Disrespect for fellow workers hits home especially those at the bottom of the socioeconomic ladder: immigrants, who are more than twice as likely as those born in the US to earn less than the minimum wage.

Low-income Latino families then experience the brunt of three blows: unaffordable rents and unaffordable housing; insufficient wages and wage theft in its various forms.

The consequence of these grievances on so many fronts is a consequent impoverishment of the working groups. From there, the road to homelessness, the loss of housing, is open.

One in five “homeless” in the United States lives in Los Angeles.

There is a direct relationship between wage theft in any of these forms and the increase in the number of homeless on our streets. Particularly those of color, women and immigrants.

A June 2023 study commissioned by California Governor Gavin Newsom shows the direct correlation: Homelessness is connected to the loss of sources of income.

A difficult reality that encompasses many workers who sleep in shelters, tents or cars due to wage theft.

In this situation, instability is the norm. It is estimated that in 2022, 59% of Americans were one paycheck away from losing their home, from not being able to pay for their necessities. This includes 65% of Latinos.

This is the central theme in the concept paper published at the beginning of the month by Los Angeles Worker Center Network (LAWCN), a coalition of nine worker centers and labor organizations.

LAWCN members include CLEAN Carwash Worker Center, Garment Worker Center, Koreatown Immigrant Workers Alliance and Los Angeles Black Worker Center, Pilipino Workers Center, Los Angeles Restaurant Opportunities Center, Warehouse Worker Resource Center, UCLA Labor Center, and Bet Tzedek Legal Services .

The report also has proposals.

“This concept paper is first and foremost an invitation to city, state and county departments to collaborate with organizations like ours, through a memorandum of understanding (MOU), to initiate investigations of companies suspected of committing theft. wages”, says Armando Gudiño, Executive Director of LAWCN, in a telephone interview.

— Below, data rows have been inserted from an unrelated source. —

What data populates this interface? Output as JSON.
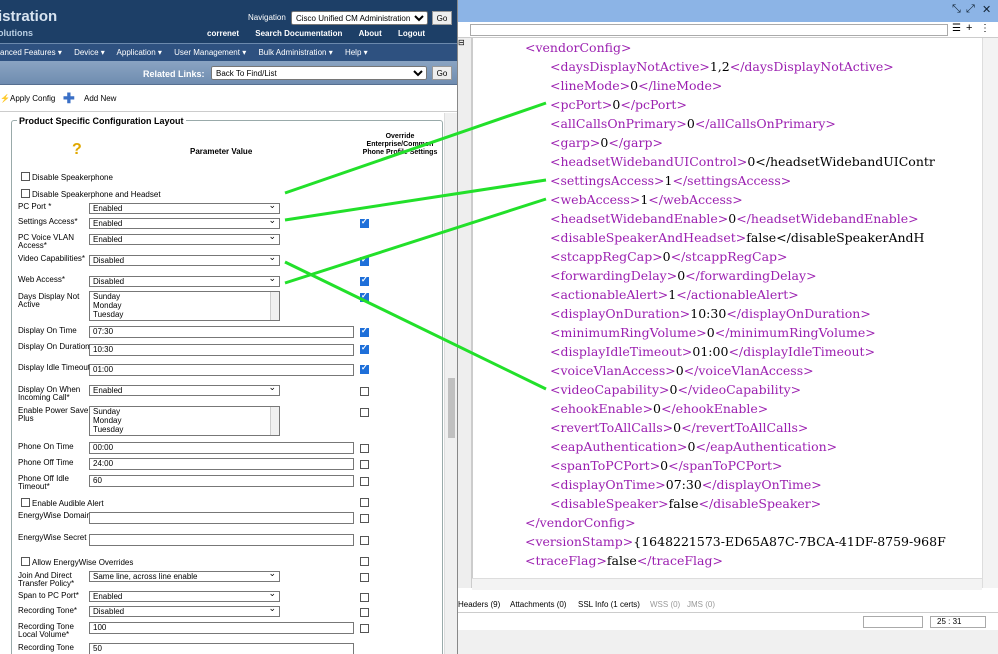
{
  "left": {
    "banner": {
      "title": "istration",
      "subtitle": "olutions",
      "nav_label": "Navigation",
      "nav_select": "Cisco Unified CM Administration",
      "go": "Go",
      "links": [
        "correnet",
        "Search Documentation",
        "About",
        "Logout"
      ]
    },
    "menu": [
      "anced Features ▾",
      "Device ▾",
      "Application ▾",
      "User Management ▾",
      "Bulk Administration ▾",
      "Help ▾"
    ],
    "related": {
      "label": "Related Links:",
      "select": "Back To Find/List",
      "go": "Go"
    },
    "toolbar": {
      "apply": "Apply Config",
      "add": "Add New"
    },
    "section": {
      "legend": "Product Specific Configuration Layout",
      "param_header": "Parameter Value",
      "override_header": "Override Enterprise/Common Phone Profile Settings",
      "help_icon": "?"
    },
    "checks": {
      "disable_speakerphone": "Disable Speakerphone",
      "disable_speaker_headset": "Disable Speakerphone and Headset",
      "enable_audible_alert": "Enable Audible Alert",
      "allow_energywise": "Allow EnergyWise Overrides"
    },
    "fields": {
      "pc_port": {
        "label": "PC Port *",
        "value": "Enabled"
      },
      "settings_access": {
        "label": "Settings Access*",
        "value": "Enabled"
      },
      "pc_voice_vlan": {
        "label": "PC Voice VLAN Access*",
        "value": "Enabled"
      },
      "video_cap": {
        "label": "Video Capabilities*",
        "value": "Disabled"
      },
      "web_access": {
        "label": "Web Access*",
        "value": "Disabled"
      },
      "days_not_active": {
        "label": "Days Display Not Active",
        "items": [
          "Sunday",
          "Monday",
          "Tuesday"
        ]
      },
      "display_on_time": {
        "label": "Display On Time",
        "value": "07:30"
      },
      "display_on_duration": {
        "label": "Display On Duration",
        "value": "10:30"
      },
      "display_idle_timeout": {
        "label": "Display Idle Timeout",
        "value": "01:00"
      },
      "display_on_incoming": {
        "label": "Display On When Incoming Call*",
        "value": "Enabled"
      },
      "power_save_plus": {
        "label": "Enable Power Save Plus",
        "items": [
          "Sunday",
          "Monday",
          "Tuesday"
        ]
      },
      "phone_on_time": {
        "label": "Phone On Time",
        "value": "00:00"
      },
      "phone_off_time": {
        "label": "Phone Off Time",
        "value": "24:00"
      },
      "phone_off_idle": {
        "label": "Phone Off Idle Timeout*",
        "value": "60"
      },
      "energywise_domain": {
        "label": "EnergyWise Domain",
        "value": ""
      },
      "energywise_secret": {
        "label": "EnergyWise Secret",
        "value": ""
      },
      "join_transfer": {
        "label": "Join And Direct Transfer Policy*",
        "value": "Same line, across line enable"
      },
      "span_pc_port": {
        "label": "Span to PC Port*",
        "value": "Enabled"
      },
      "recording_tone": {
        "label": "Recording Tone*",
        "value": "Disabled"
      },
      "recording_tone_local": {
        "label": "Recording Tone Local Volume*",
        "value": "100"
      },
      "recording_tone_cut": {
        "label": "Recording Tone",
        "value": "50"
      }
    }
  },
  "right": {
    "lines": [
      {
        "indent": 0,
        "text": "<vendorConfig>"
      },
      {
        "indent": 1,
        "text": "<daysDisplayNotActive>1,2</daysDisplayNotActive>"
      },
      {
        "indent": 1,
        "text": "<lineMode>0</lineMode>"
      },
      {
        "indent": 1,
        "text": "<pcPort>0</pcPort>"
      },
      {
        "indent": 1,
        "text": "<allCallsOnPrimary>0</allCallsOnPrimary>"
      },
      {
        "indent": 1,
        "text": "<garp>0</garp>"
      },
      {
        "indent": 1,
        "text": "<headsetWidebandUIControl>0</headsetWidebandUIContr"
      },
      {
        "indent": 1,
        "text": "<settingsAccess>1</settingsAccess>"
      },
      {
        "indent": 1,
        "text": "<webAccess>1</webAccess>"
      },
      {
        "indent": 1,
        "text": "<headsetWidebandEnable>0</headsetWidebandEnable>"
      },
      {
        "indent": 1,
        "text": "<disableSpeakerAndHeadset>false</disableSpeakerAndH"
      },
      {
        "indent": 1,
        "text": "<stcappRegCap>0</stcappRegCap>"
      },
      {
        "indent": 1,
        "text": "<forwardingDelay>0</forwardingDelay>"
      },
      {
        "indent": 1,
        "text": "<actionableAlert>1</actionableAlert>"
      },
      {
        "indent": 1,
        "text": "<displayOnDuration>10:30</displayOnDuration>"
      },
      {
        "indent": 1,
        "text": "<minimumRingVolume>0</minimumRingVolume>"
      },
      {
        "indent": 1,
        "text": "<displayIdleTimeout>01:00</displayIdleTimeout>"
      },
      {
        "indent": 1,
        "text": "<voiceVlanAccess>0</voiceVlanAccess>"
      },
      {
        "indent": 1,
        "text": "<videoCapability>0</videoCapability>"
      },
      {
        "indent": 1,
        "text": "<ehookEnable>0</ehookEnable>"
      },
      {
        "indent": 1,
        "text": "<revertToAllCalls>0</revertToAllCalls>"
      },
      {
        "indent": 1,
        "text": "<eapAuthentication>0</eapAuthentication>"
      },
      {
        "indent": 1,
        "text": "<spanToPCPort>0</spanToPCPort>"
      },
      {
        "indent": 1,
        "text": "<displayOnTime>07:30</displayOnTime>"
      },
      {
        "indent": 1,
        "text": "<disableSpeaker>false</disableSpeaker>"
      },
      {
        "indent": 0,
        "text": "</vendorConfig>"
      },
      {
        "indent": 0,
        "text": "<versionStamp>{1648221573-ED65A87C-7BCA-41DF-8759-968F"
      },
      {
        "indent": 0,
        "text": "<traceFlag>false</traceFlag>"
      }
    ],
    "tabs": [
      "Headers (9)",
      "Attachments (0)",
      "SSL Info (1 certs)",
      "WSS (0)",
      "JMS (0)"
    ],
    "cursor": "25 : 31",
    "colors": {
      "tag": "#9b1fb0",
      "title_bar": "#8cb4e6",
      "connector": "#22e02a"
    }
  }
}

“This agreement would give our investigators the authority to enter a workplace and investigate complaints,” adds the activist. “It would solve a problem that afflicts these departments and that is that they are severely understaffed to be able to carry out their tasks.

So we want to work together, with the Division of Labor Standards Enforcement, the Department of Civil Rights, the Attorney General’s office, among others.

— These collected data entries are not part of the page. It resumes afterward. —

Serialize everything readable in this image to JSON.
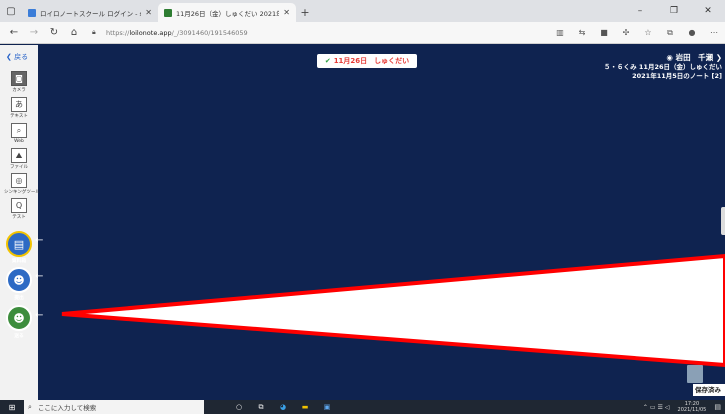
{
  "browser": {
    "tabs": [
      {
        "title": "ロイロノートスクール ログイン - search",
        "active": false
      },
      {
        "title": "11月26日（金）しゅくだい 2021年",
        "active": true
      }
    ],
    "new_tab": "+",
    "url_prefix": "https://",
    "url_host": "loilonote.app",
    "url_path": "/_/3091460/191546059",
    "minimize": "–",
    "restore": "❐",
    "close": "✕"
  },
  "app": {
    "back_label": "戻る",
    "tools": [
      {
        "icon": "camera-icon",
        "label": "カメラ"
      },
      {
        "icon": "text-icon",
        "label": "テキスト"
      },
      {
        "icon": "web-icon",
        "label": "Web"
      },
      {
        "icon": "file-icon",
        "label": "ファイル"
      },
      {
        "icon": "thinking-tool-icon",
        "label": "シンキングツール"
      },
      {
        "icon": "test-icon",
        "label": "テスト"
      }
    ],
    "text_glyph": "あ",
    "test_glyph": "Q",
    "actions": [
      {
        "label": "資料箱"
      },
      {
        "label": "提出"
      },
      {
        "label": "送る"
      }
    ],
    "badge_check": "✔",
    "badge_text": "11月26日　しゅくだい",
    "user_name": "岩田　千瀬",
    "note_title": "５・６くみ 11月26日（金）しゅくだい",
    "note_subtitle": "2021年11月5日のノート [2]",
    "saved_label": "保存済み",
    "colors": {
      "canvas": "#0f2350",
      "arrow_fill": "#ffffff",
      "arrow_stroke": "#ff0000",
      "badge_text": "#e53935"
    }
  },
  "taskbar": {
    "search_placeholder": "ここに入力して検索",
    "time": "17:20",
    "date": "2021/11/05"
  }
}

Secondly, we are seeking to implement an education model in which organizations like ours are contracted for outreach projects, which will make it easier to identify the main violators of labor laws.

Finally, we want to be appointed as researchers, all with the purpose that those who earn the least, who are those whom we represent, have the resources they deserve to be able to advance beyond their current jobs, in agreement with the authorities and with companies. ”.

“This is something important for the new generation of workers, especially in view of crucial events in the life of the city such as the World Cup in 2026 and the Olympic Games in 2028,” concludes Gudiño.

Indeed, a collaboration between elected officials, law enforcement agencies, labor organizations, local communities, and community media is required to carry out meaningful reforms at the city and county levels. With the participation of grassroots organizations such as LAWCN, a coalition created in 2017, and which in 2022 helped recover stolen wages of more than $3.6 million for home care workers, car washes, and restaurants.

Because the new shelters are not enough to attack the crisis of homelessness, let alone the practice of evicting them from a camp without giving them alternatives. Yes, some kind of housing solution is needed. But if we want a beginning solution for this evil that afflicts us and one whose manifestations is the amount of homeless, we have to act in all three directions. Los Angeles needs housing, a living wage, and strict enforcement of labor standards, but in tandem—by establishing a one-stop shop for wage theft claims while working on all other fronts.